Prove me wrong. Form a party. Win the White House. Then you can actually change something. Like the Democrats are doing right now.
You just love that god of yours don't you?
I got news for you...he's a man, not a god. And he's going to dig the country deeper and deeper into debt. Even if he is able to turn things around, the economy will fail again in 4-5 years and it will fail worse than it has/is this time.
The necessary and proper clause is contentious. History favors the the elastic interpretation stemming back to McCulloch v Maryland. According to Justice Marshall, "the Necessary and Proper Clause does not require that all federal laws be necessary and proper. Federal laws that are enacted directly pursuant to one of the express, enumerated powers need not comply with the Necessary and Proper Clause. As Marshall put it, this Clause "purport[s] to enlarge, not to diminish the powers vested in the government. It purports to be an additional power, not a restriction on those already granted."
This ruling is contentious since it does go against the heart of limited federal government, strict interpretation of the Constitution, and the definition of enumerated powers, which many Founding Fathers endorsed.
I got news for you...he's a man, not a god. And he's going to dig the country deeper and deeper into debt. Even if he is able to turn things around, the economy will fail again in 4-5 years and it will fail worse than it has/is this time.
Yes, let's take our guiding document out every year and just amend it every time we want to adapt to the times... that sounds swell... let's go through that process EVERY year.
No need. The Const is well suited to virtually every situation we have found ourselves in to date, and all we have to do is follow it.

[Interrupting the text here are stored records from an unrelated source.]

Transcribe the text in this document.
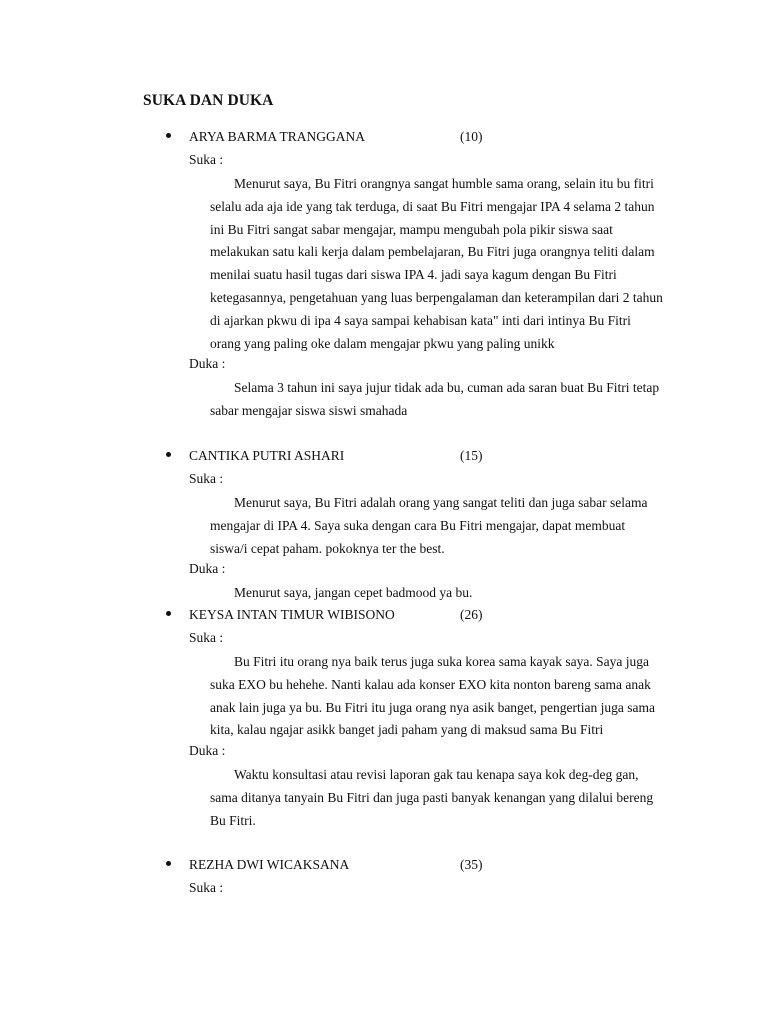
SUKA DAN DUKA
ARYA BARMA TRANGGANA	(10)
Suka :

Menurut saya, Bu Fitri orangnya sangat humble sama orang, selain itu bu fitri selalu ada aja ide yang tak terduga, di saat Bu Fitri mengajar IPA 4 selama 2 tahun ini Bu Fitri sangat sabar mengajar, mampu mengubah pola pikir siswa saat melakukan satu kali kerja dalam pembelajaran, Bu Fitri juga orangnya teliti dalam menilai suatu hasil tugas dari siswa IPA 4. jadi saya kagum dengan Bu Fitri ketegasannya, pengetahuan yang luas berpengalaman dan keterampilan dari 2 tahun di ajarkan pkwu di ipa 4 saya sampai kehabisan kata" inti dari intinya Bu Fitri orang yang paling oke dalam mengajar pkwu yang paling unikk

Duka :

Selama 3 tahun ini saya jujur tidak ada bu, cuman ada saran buat Bu Fitri tetap sabar mengajar siswa siswi smahada

CANTIKA PUTRI ASHARI	(15)
Suka :

Menurut saya, Bu Fitri adalah orang yang sangat teliti dan juga sabar selama mengajar di IPA 4. Saya suka dengan cara Bu Fitri mengajar, dapat membuat siswa/i cepat paham. pokoknya ter the best.

Duka :

Menurut saya, jangan cepet badmood ya bu.

KEYSA INTAN TIMUR WIBISONO	(26)
Suka :

Bu Fitri itu orang nya baik terus juga suka korea sama kayak saya. Saya juga suka EXO bu hehehe. Nanti kalau ada konser EXO kita nonton bareng sama anak anak lain juga ya bu. Bu Fitri itu juga orang nya asik banget, pengertian juga sama kita, kalau ngajar asikk banget jadi paham yang di maksud sama Bu Fitri

Duka :

Waktu konsultasi atau revisi laporan gak tau kenapa saya kok deg-deg gan, sama ditanya tanyain Bu Fitri dan juga pasti banyak kenangan yang dilalui bereng Bu Fitri.

REZHA DWI WICAKSANA	(35)
Suka :
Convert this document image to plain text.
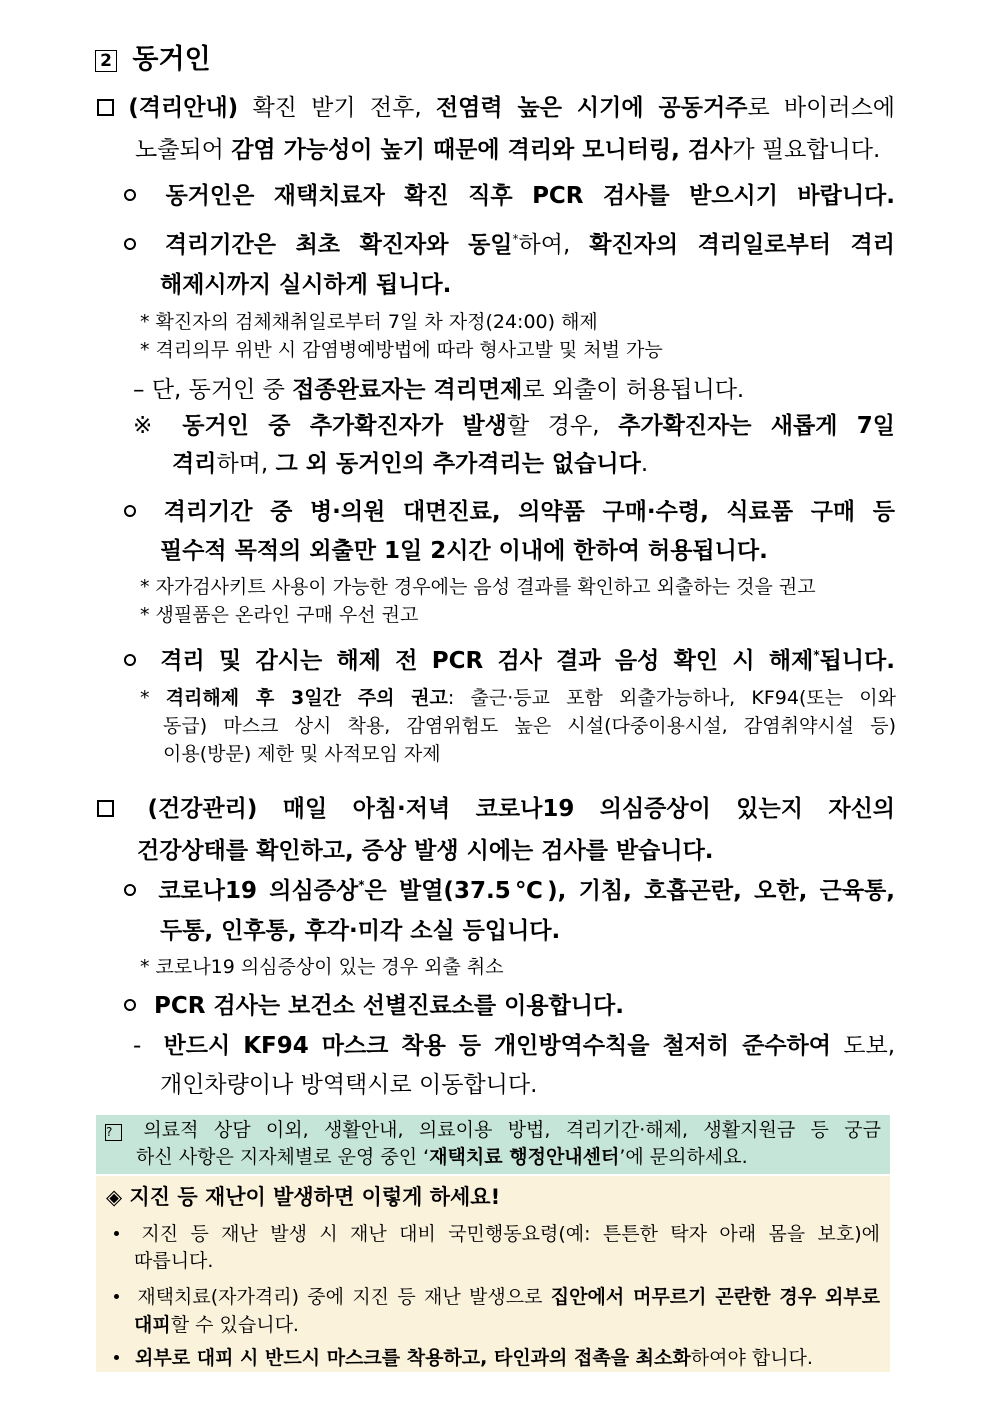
2 동거인
(격리안내) 확진 받기 전후, 전염력 높은 시기에 공동거주로 바이러스에
노출되어 감염 가능성이 높기 때문에 격리와 모니터링, 검사가 필요합니다.
동거인은 재택치료자 확진 직후 PCR 검사를 받으시기 바랍니다.
격리기간은 최초 확진자와 동일*하여, 확진자의 격리일로부터 격리
해제시까지 실시하게 됩니다.
* 확진자의 검체채취일로부터 7일 차 자정(24:00) 해제
* 격리의무 위반 시 감염병예방법에 따라 형사고발 및 처벌 가능
– 단, 동거인 중 접종완료자는 격리면제로 외출이 허용됩니다.
※ 동거인 중 추가확진자가 발생할 경우, 추가확진자는 새롭게 7일
격리하며, 그 외 동거인의 추가격리는 없습니다.
격리기간 중 병·의원 대면진료, 의약품 구매·수령, 식료품 구매 등
필수적 목적의 외출만 1일 2시간 이내에 한하여 허용됩니다.
* 자가검사키트 사용이 가능한 경우에는 음성 결과를 확인하고 외출하는 것을 권고
* 생필품은 온라인 구매 우선 권고
격리 및 감시는 해제 전 PCR 검사 결과 음성 확인 시 해제*됩니다.
* 격리해제 후 3일간 주의 권고: 출근·등교 포함 외출가능하나, KF94(또는 이와
동급) 마스크 상시 착용, 감염위험도 높은 시설(다중이용시설, 감염취약시설 등)
이용(방문) 제한 및 사적모임 자제
(건강관리) 매일 아침·저녁 코로나19 의심증상이 있는지 자신의
건강상태를 확인하고, 증상 발생 시에는 검사를 받습니다.
코로나19 의심증상*은 발열(37.5℃), 기침, 호흡곤란, 오한, 근육통,
두통, 인후통, 후각·미각 소실 등입니다.
* 코로나19 의심증상이 있는 경우 외출 취소
PCR 검사는 보건소 선별진료소를 이용합니다.
- 반드시 KF94 마스크 착용 등 개인방역수칙을 철저히 준수하여 도보,
개인차량이나 방역택시로 이동합니다.
? 의료적 상담 이외, 생활안내, 의료이용 방법, 격리기간·해제, 생활지원금 등 궁금
하신 사항은 지자체별로 운영 중인 ‘재택치료 행정안내센터’에 문의하세요.
◈ 지진 등 재난이 발생하면 이렇게 하세요!
지진 등 재난 발생 시 재난 대비 국민행동요령(예: 튼튼한 탁자 아래 몸을 보호)에
따릅니다.
재택치료(자가격리) 중에 지진 등 재난 발생으로 집안에서 머무르기 곤란한 경우 외부로
대피할 수 있습니다.
외부로 대피 시 반드시 마스크를 착용하고, 타인과의 접촉을 최소화하여야 합니다.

The problem most big-government leftists have with the Constitution, isn't that it forbids solutions to whatever problem we have at the time. Their problem is that it forbids big-government solutions to the problems. It is a fundamentally conservative document which promotes responsibility at the lowest (that is, closest to the people) levels, letting people or groups take care of most of their own problems instead of trying to have government take care of everything.
Our leftists (in both parties) have MAJOR problems with that. But this doesn't mean there are problems with it. It merely means that big-government leftists have problems.